African Union headquarters in Addis Ababa (Reuters)
The African Union said Friday it had launched an investigation after its Twitter account lashed out at US aid chief Samantha Power for urging dialogue to end Ethiopia's nine-month-old war.
Power, who visited Ethiopia this month, retweeted a post by US national security adviser Jake Sullivan that called on "all parties to urgently come to the negotiating table."
She then wrote that the "dire" humanitarian situation in Ethiopia "will get much worse unless all parties agree to dialogue & ending hostilities".
The account for the AU, which is headquartered in the Ethiopian capital Addis Ababa, responded swiftly -- and caustically.
"Good Lord, you mean just like the time you sat and talked to ISIS and Taliban?" its post said, before using a hashtag to refer to rebels from Ethiopia's war-hit Tigray region as terrorists -- which is also the Ethiopian government's position.
The post was deleted, and the AU said it was looking into the matter.
"An (AU) staff member shared personal views on this handle, contrary to AU staff rules. The now deleted tweet does not reflect the AU position, and is viewed as a serious breach of conduct. The incident is being investigated internally," it said.
An AU official confirmed to AFP that the author of the offending post is Ethiopian.
Northern Ethiopia has been wracked by conflict since November, when Prime Minister Abiy Ahmed sent troops into the northernmost region of Tigray to topple the regional ruling party, the Tigray People's Liberation Front (TPLF), saying the move came in response to attacks on army camps.

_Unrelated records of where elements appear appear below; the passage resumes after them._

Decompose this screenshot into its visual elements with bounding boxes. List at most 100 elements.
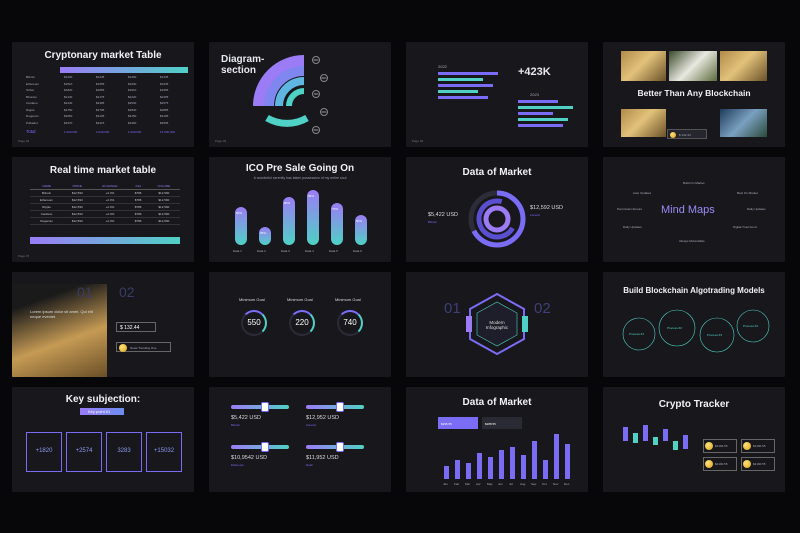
- key-box: [106, 432, 142, 472]
- price-badge: $ 132.44: [667, 129, 707, 139]
- month-label: Jan: [443, 482, 448, 486]
- slide-crypto-tracker[interactable]: Crypto Tracker $2190.55 $2190.55 $2190.55 $…: [603, 387, 785, 492]
- table-cell: +2.4%: [91, 203, 129, 211]
- table-cell: $2175: [96, 94, 105, 99]
- month-label: Aug: [520, 482, 526, 486]
- photo-4: [621, 109, 666, 137]
- key-value: 3283: [117, 448, 131, 454]
- table-cell: $12,590: [147, 217, 180, 225]
- table-cell: $12,593: [63, 196, 92, 204]
- slide-realtime-table[interactable]: Real time market table NAME PRICE ECHANGE 2…: [12, 157, 194, 262]
- bar: [510, 447, 515, 479]
- bar: [521, 455, 526, 479]
- bar: [518, 100, 558, 103]
- price-card-value: $2190.55: [753, 462, 766, 466]
- photo-5: [720, 109, 767, 137]
- slide-news-trending[interactable]: Lorem ipsum dolor sit amet. Qui elit neq…: [12, 272, 194, 377]
- slide-bar-stats[interactable]: 2022 +423K 2023 Page 04: [406, 42, 588, 147]
- news-pill[interactable]: News Trending One: [116, 342, 171, 352]
- candle: [643, 425, 648, 441]
- coin-icon: [705, 460, 713, 468]
- goal-ring: [289, 310, 315, 336]
- table-footer-bar: [30, 237, 180, 244]
- coin-icon: [705, 442, 713, 450]
- price-card: [741, 439, 775, 453]
- slider-track: [306, 445, 364, 449]
- table-cell: $12,593: [63, 217, 92, 225]
- pill-label: Data 1: [233, 249, 242, 253]
- caption: Lorem ipsum dolor sit amet. Qui elit neq…: [30, 309, 93, 319]
- table-cell: $1335: [160, 75, 169, 79]
- slide-data-of-market-donut[interactable]: Data of Market $5,422 USD Bitcoin $12,59…: [406, 157, 588, 262]
- table-cell: +2.4%: [91, 210, 129, 218]
- key-point-tag: Key point #1: [80, 408, 124, 415]
- slide-title: Cryptonary market Table: [44, 50, 162, 61]
- table-cell: $2750: [64, 107, 73, 112]
- slide-market-table[interactable]: Cryptonary market Table Bitcoin $1200 $124…: [12, 42, 194, 147]
- table-cell: $12,590: [147, 210, 180, 218]
- card-1-value: $295.55: [441, 422, 452, 426]
- bar: [438, 78, 483, 81]
- slider-track: [231, 445, 289, 449]
- table-cell: $2530: [128, 101, 137, 105]
- slide-diagram-section[interactable]: Diagram- section 90% 80% 70% 60% 50% Page 03: [209, 42, 391, 147]
- table-cell: +2.4%: [91, 196, 129, 204]
- goal-label: Minimum Goal: [287, 297, 313, 302]
- mind-map-node: Daily Updates: [747, 207, 766, 211]
- slide-modern-infographic[interactable]: 01 02 Modern Infographic: [406, 272, 588, 377]
- slide-goals[interactable]: Minimum Goal 550 Minimum Goal 220 Minimum Go…: [209, 272, 391, 377]
- right-coin: Litecoin: [530, 213, 541, 217]
- candle: [623, 427, 628, 441]
- slide-data-of-market-bars[interactable]: Data of Market $295.55 $288.55 Jan Feb Mar…: [406, 387, 588, 492]
- slides-grid: Cryptonary market Table Bitcoin $1200 $124…: [12, 42, 788, 492]
- number-02: 02: [119, 284, 135, 300]
- month-label: Mar: [465, 482, 471, 486]
- pill-value: 60%: [236, 211, 243, 215]
- slide-better-blockchain[interactable]: Better Than Any Blockchain $ 132.44: [603, 42, 785, 147]
- table-cell: $12,590: [147, 203, 180, 211]
- month-label: Jun: [498, 482, 503, 486]
- pill-value: 50%: [356, 219, 363, 223]
- total-cell: 15,000,000: [160, 130, 176, 134]
- slide-title: ICO Pre Sale Going On: [245, 163, 355, 174]
- coin-value: $5,422 USD: [231, 415, 261, 421]
- slide-algotrading-models[interactable]: Build Blockchain Algotrading Models Proc…: [603, 272, 785, 377]
- table-cell: $786: [128, 189, 148, 197]
- mind-map-node: Auto Updates: [633, 191, 652, 195]
- coin-icon: [743, 460, 751, 468]
- table-cell: $1200: [64, 75, 73, 79]
- slide-key-subjection[interactable]: Key subjection: Key point #1 +1820 +2574 3…: [12, 387, 194, 492]
- table-cell: $1645: [160, 81, 169, 86]
- table-row-name: Ethereum: [26, 81, 40, 86]
- table-cell: +2.4%: [91, 189, 129, 197]
- table-cell: Ripple: [30, 203, 64, 211]
- total-cell: 2,400,000: [128, 130, 142, 134]
- bar: [554, 434, 559, 479]
- slide-coin-sliders[interactable]: $5,422 USD Bitcoin $12,952 USD Litecoin $10,…: [209, 387, 391, 492]
- table-cell: $1865: [96, 88, 105, 92]
- table-cell: $3195: [160, 114, 169, 118]
- pill-label: Data 5: [329, 249, 338, 253]
- table-cell: $786: [128, 196, 148, 204]
- table-cell: $3505: [160, 120, 169, 125]
- slider-track: [231, 405, 289, 409]
- card-1: $295.55: [438, 417, 478, 429]
- photo-1: [621, 51, 666, 81]
- table-cell: $786: [128, 217, 148, 225]
- slide-ico-presale[interactable]: ICO Pre Sale Going On A wonderful sereni…: [209, 157, 391, 262]
- pill-value: 25%: [260, 231, 267, 235]
- arc-diagram: [253, 55, 309, 127]
- bar: [477, 453, 482, 479]
- coin-name: Bitcoin: [231, 423, 241, 427]
- slide-mind-maps[interactable]: Mind Maps Auto Updates Build On Market Bes…: [603, 157, 785, 262]
- bar: [438, 72, 498, 75]
- price-card-value: $2190.55: [753, 444, 766, 448]
- table-row-name: Cardano: [26, 101, 38, 105]
- center-label: Modern Infographic: [485, 320, 509, 330]
- table-row: Bitcoin $12,593 +2.4% $786 $12,590: [30, 189, 180, 197]
- year-label-1: 2022: [438, 64, 447, 69]
- table-cell: $2795: [96, 107, 105, 112]
- pill-bar: [307, 190, 319, 245]
- mind-map-node: Always Refundable: [679, 239, 705, 243]
- number-01: 01: [77, 284, 93, 300]
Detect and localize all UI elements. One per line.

Abiy declared victory several weeks later when government forces took the regional capital Mekele, but the rebels mounted a shock comeback, recapturing the city and most of Tigray by late June.
Since then they have pressed east and south into the neighbouring Afar and Amhara regions, seizing a host of towns including Lalibela, a UNESCO World Heritage Site in Amhara that is home to mediaeval rock-hewn churches.
The Tigray war has proved sensitive for the AU.
Abiy rejected early appeals from high-level AU envoys for talks with Tigrayan leaders, sticking to his line that the conflict is a limited "law and order" operation.
A commission of inquiry on Tigray by the African Commission on Human and Peoples' Rights began work in June.